Vasopressin enhances a calcium current in human ACTH-secreting pituitary adenoma cells.

Arginine vasopressin (AVP) is a potent secretagogue for adrenocorticotropin (ACTH) release from normal corticotropes and from ACTH-secreting pituitary adenoma cells. To explore the mechanism underlying this action, we investigated the effects of AVP on Ca2+-dependent action potentials and Ca2+ currents in cultured human ACTH-containing pituitary tumor cells (hACTH adenoma cells).

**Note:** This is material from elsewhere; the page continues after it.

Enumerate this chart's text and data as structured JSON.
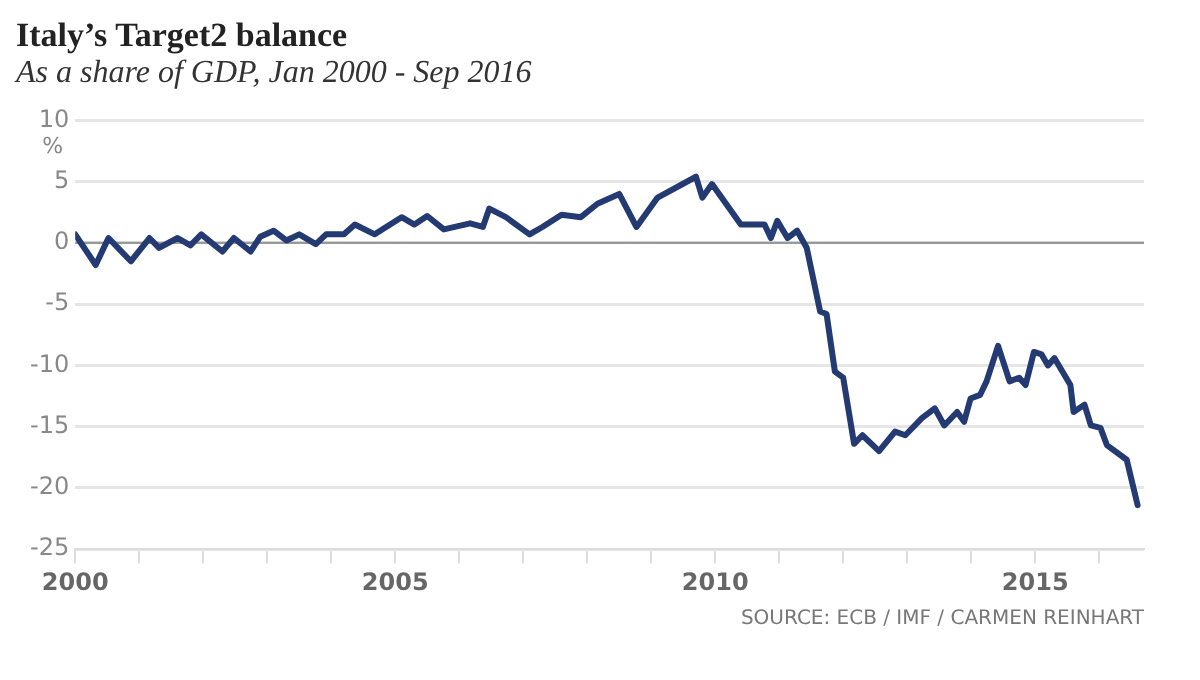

Pituitary adenoma fragments removed at surgery from two patients with Cushing's disease were dispersed, and the isolated cells were grown in monolayer culture. Most of the cells showed ACTH immunoreactivity that persisted even after as much as 2 months in culture. Current clamp and voltage clamp recordings were carried out using the patch-clamp technique in the whole cell configuration. AVP produced an increase in the amplitude and duration of action potentials in these cells, and substantially enhanced the transient after-hyperpolarization after each spike. Under voltage the transient after-hyperpolarization after each spike. Under voltage clamp, hACTH adenoma cells showed two Ca2+ current components: a low-threshold, rapidly inactivating (T-type) current; and a higher threshold, slowly inactivating (L-type) current. AVP markedly increased the amplitude of the L-type current without affecting the T-type current. These data suggest that AVP may enhance Ca2+ entry associated with action potentials by potentiating the activity of L-type Ca2+ channels. The resulting rise in cytosolic free Ca2+ may be a key link in the process by which AVP stimulates ACTH release in the pituitary.